Homework Problems 24

Answers to Homework Problems

(pg. 378, Smart, Modern Geometries, 5th Ed.)

3. Explain why a line in hyperbolic geometry must contain two distinct ideal points.

Solution: Let l be a line and P a point not on this line. If l had only one ideal point, then the two parallel rays through P would both contain this ideal point. But since they already have point P in common, they would have to be the same line, a contradiction to the characteristic postulate of hyperbolic geometry.

4. Sketch three omega triangles, all with the same ideal vertex and each two of which also have an ordinary vertex in common.

Solution:

5. Sketch a three-sided figure with two ideal vertices.

Solution:

6. Sketch a three-sided figure with three ideal vertices.

Solution:

7.Name all the omega triangles shown in Figure 9.12

Solution: AB\Omega, AC\Omega, BC\Omega, CD\Omega, CE\Omega, AF\Omega, FB\Omega (where F is the unlabelled point on C\Omega ).

8. Prove that a line intersecting a side of an omega triangle at a point other than a vertex intersects a second side.

Solution:Let AB\Omega be an omega triangle and let M be a point of AB, and C a point of A\Omega.

9. Prove that the sum of the measures of the two angles at ordinary vertices of an omega triangle is less than \pi. (Hint: Use Thm. 9.4)

Solution: Let AB\Omega be an omega triangle with ordinary interior angles at A and B, and let C be the exterior angle at A obtained by extending the line AB. Notice that the angle at A and C are supplementary. If the sum of the angles at A and B is greater than or equal to \pi, then C would have to be smaller than or equal to the angle at B. This contradicts Thm. 9.4, which says that the exterior angle C is greater than the angle at B.

10. Prove Thm. 9.6. (Hint: Use Thm. 9.5)

Solution:Assume that AB\Omega and A'B'\Omega are two omega triangles with the angles at A and A', and B and B' congruent. If AB is longer than A'B', we can find a point A'' on AB so that A''B is congruent to A'B'. Consider the omega triangle A''B\Omega. By Thm. 9.5 this omega triangle is congruent to A'B'\Omega, so the angle at A'' is congruent to the angle at A', and hence, the angle at A. This angle however, is an exterior angle of the omega triangle AA''\Omega, and by Thm. 9.4 it must be larger than the angle at A. This contradiction shows that AB must be congruent to A'B', so by Thm 9.5 the two original omega triangles are congruent.

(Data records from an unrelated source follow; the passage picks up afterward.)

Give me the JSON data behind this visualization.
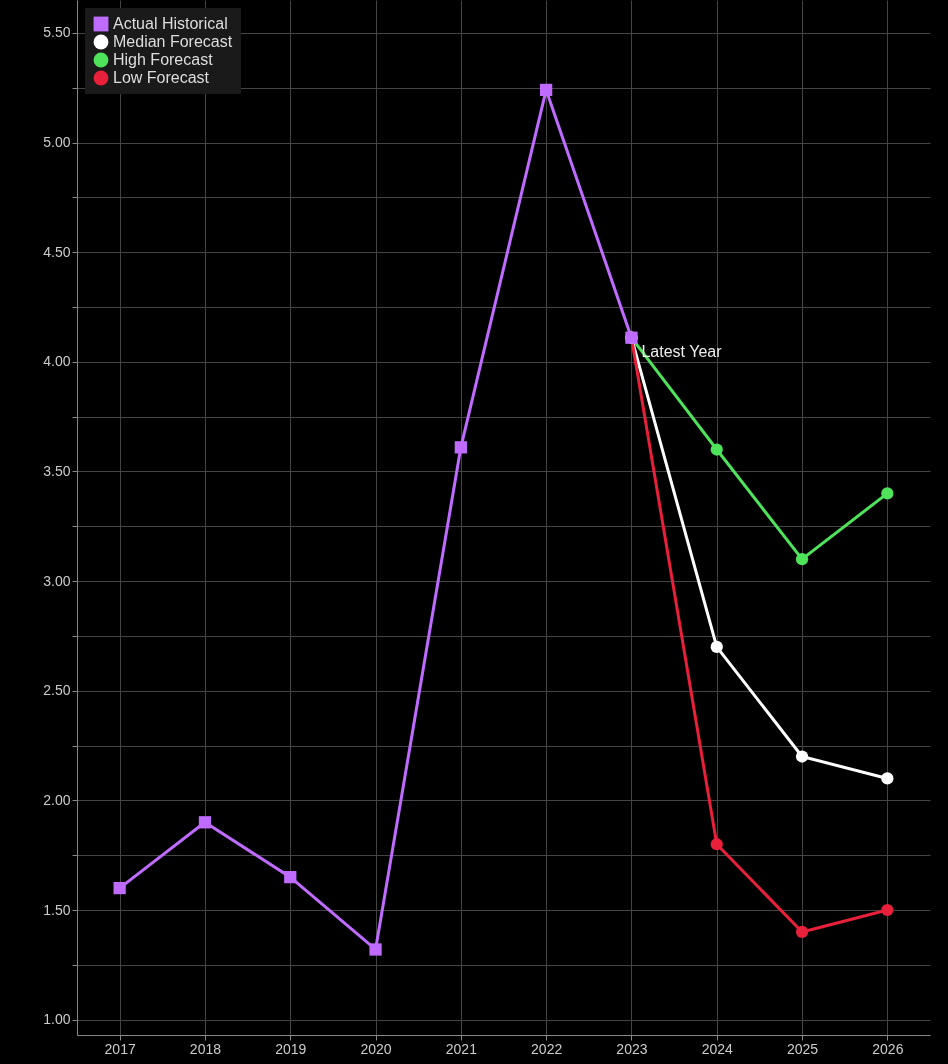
{
  "chart_data": {
    "type": "line",
    "categories": [
      "2017",
      "2018",
      "2019",
      "2020",
      "2021",
      "2022",
      "2023",
      "2024",
      "2025",
      "2026"
    ],
    "series": [
      {
        "name": "Actual Historical",
        "color": "#bf6bff",
        "marker": "square",
        "values": [
          1.6,
          1.9,
          1.65,
          1.32,
          3.61,
          5.24,
          4.11,
          null,
          null,
          null
        ]
      },
      {
        "name": "Median Forecast",
        "color": "#ffffff",
        "marker": "circle",
        "values": [
          null,
          null,
          null,
          null,
          null,
          null,
          4.11,
          2.7,
          2.2,
          2.1
        ]
      },
      {
        "name": "High Forecast",
        "color": "#4ee35a",
        "marker": "circle",
        "values": [
          null,
          null,
          null,
          null,
          null,
          null,
          4.11,
          3.6,
          3.1,
          3.4
        ]
      },
      {
        "name": "Low Forecast",
        "color": "#e8203a",
        "marker": "circle",
        "values": [
          null,
          null,
          null,
          null,
          null,
          null,
          4.11,
          1.8,
          1.4,
          1.5
        ]
      }
    ],
    "ylim": [
      0.93,
      5.65
    ],
    "yticks": [
      {
        "value": 1,
        "label": "1.00"
      },
      {
        "value": 1.25,
        "label": null
      },
      {
        "value": 1.5,
        "label": "1.50"
      },
      {
        "value": 1.75,
        "label": null
      },
      {
        "value": 2,
        "label": "2.00"
      },
      {
        "value": 2.25,
        "label": null
      },
      {
        "value": 2.5,
        "label": "2.50"
      },
      {
        "value": 2.75,
        "label": null
      },
      {
        "value": 3,
        "label": "3.00"
      },
      {
        "value": 3.25,
        "label": null
      },
      {
        "value": 3.5,
        "label": "3.50"
      },
      {
        "value": 3.75,
        "label": null
      },
      {
        "value": 4,
        "label": "4.00"
      },
      {
        "value": 4.25,
        "label": null
      },
      {
        "value": 4.5,
        "label": "4.50"
      },
      {
        "value": 4.75,
        "label": null
      },
      {
        "value": 5,
        "label": "5.00"
      },
      {
        "value": 5.25,
        "label": null
      },
      {
        "value": 5.5,
        "label": "5.50"
      }
    ],
    "annotations": [
      {
        "text": "Latest Year",
        "x": "2023",
        "y": 4.11
      }
    ],
    "grid": true,
    "legend": "top left"
  }
}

11. Prove that the angle of parallelism is constant for a given distance

Solution:Let AB\Omega and A'B'\Omega be two omega triangles with the angles at B and B' both right angles and sides AB and A'B' congruent. By Thm. 9.5, these are congruent omega triangles, so the angles at A and A' are also congruent. However, these are the angles of parallelism for the lines B\Omega and B'\Omega at the points A and A' respectively. Thus, the angle of parallelism for the distance AB must be constant.

12. As the distance increases, does the angle of parallelism increase or decrease? Prove that your answer is correct.

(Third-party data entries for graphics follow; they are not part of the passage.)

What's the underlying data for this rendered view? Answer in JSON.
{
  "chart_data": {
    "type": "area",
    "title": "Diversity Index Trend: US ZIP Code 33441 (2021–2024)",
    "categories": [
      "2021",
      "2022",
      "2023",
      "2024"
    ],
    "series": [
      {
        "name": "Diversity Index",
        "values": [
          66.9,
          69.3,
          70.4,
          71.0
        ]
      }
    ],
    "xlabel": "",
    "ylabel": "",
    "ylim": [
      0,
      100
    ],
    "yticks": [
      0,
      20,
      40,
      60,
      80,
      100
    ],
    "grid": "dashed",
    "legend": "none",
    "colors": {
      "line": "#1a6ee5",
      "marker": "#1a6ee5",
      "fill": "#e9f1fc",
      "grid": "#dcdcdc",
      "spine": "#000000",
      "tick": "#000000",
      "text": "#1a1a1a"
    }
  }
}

Ans:Decrease. Solution: Let l be a line, AB be a perpendicular to l at the point B, and C a point on AB such that A is between C and B. Consider the lines A\Omega and C\Omega that are parallel to l on the same side of AB. AB\Omega and AC\Omega are both omega triangles. The angle of parallelism at A to l, is an exterior angle of the omega triangle AC\Omega. By Thm. 9.4, this angle is greater than the angle of parallelism at C to l, thus, the angle of parallelism decreases as the distance from l increases.

13. Prove that if the two angles at ordinary vertices of an omega triangle are congruent, then the line from the ideal vertex to the midpoint of the opposite side is perpendicular to that side.

Solution:Let AB\Omega be an omega triangle and let M be the midpoint of AB. Since the angles at A and B are congruent and the sides AM and MB are congruent, the omega triangles AM\Omega and BM\Omega are congruent by Thm. 9.5. Thus, the two angles at M are congruent and since they are also supplementary, they must both be right angles. That is, M\Omega is perpendicular to AB.

14. Prove the converse of the statement in Exercise 13.

Solution:Let AB\Omega be an omega triangle and let M be the midpoint of AB. If M\Omega is perpendicular to AB, then the omega triangles AM\Omega and BM\Omega have a pair of angles (the right angles) congruent and the ordinary side congruent. Thus, by Thm. 9.5 these are congruent omega triangles, and so, the angles at A and B are congruent.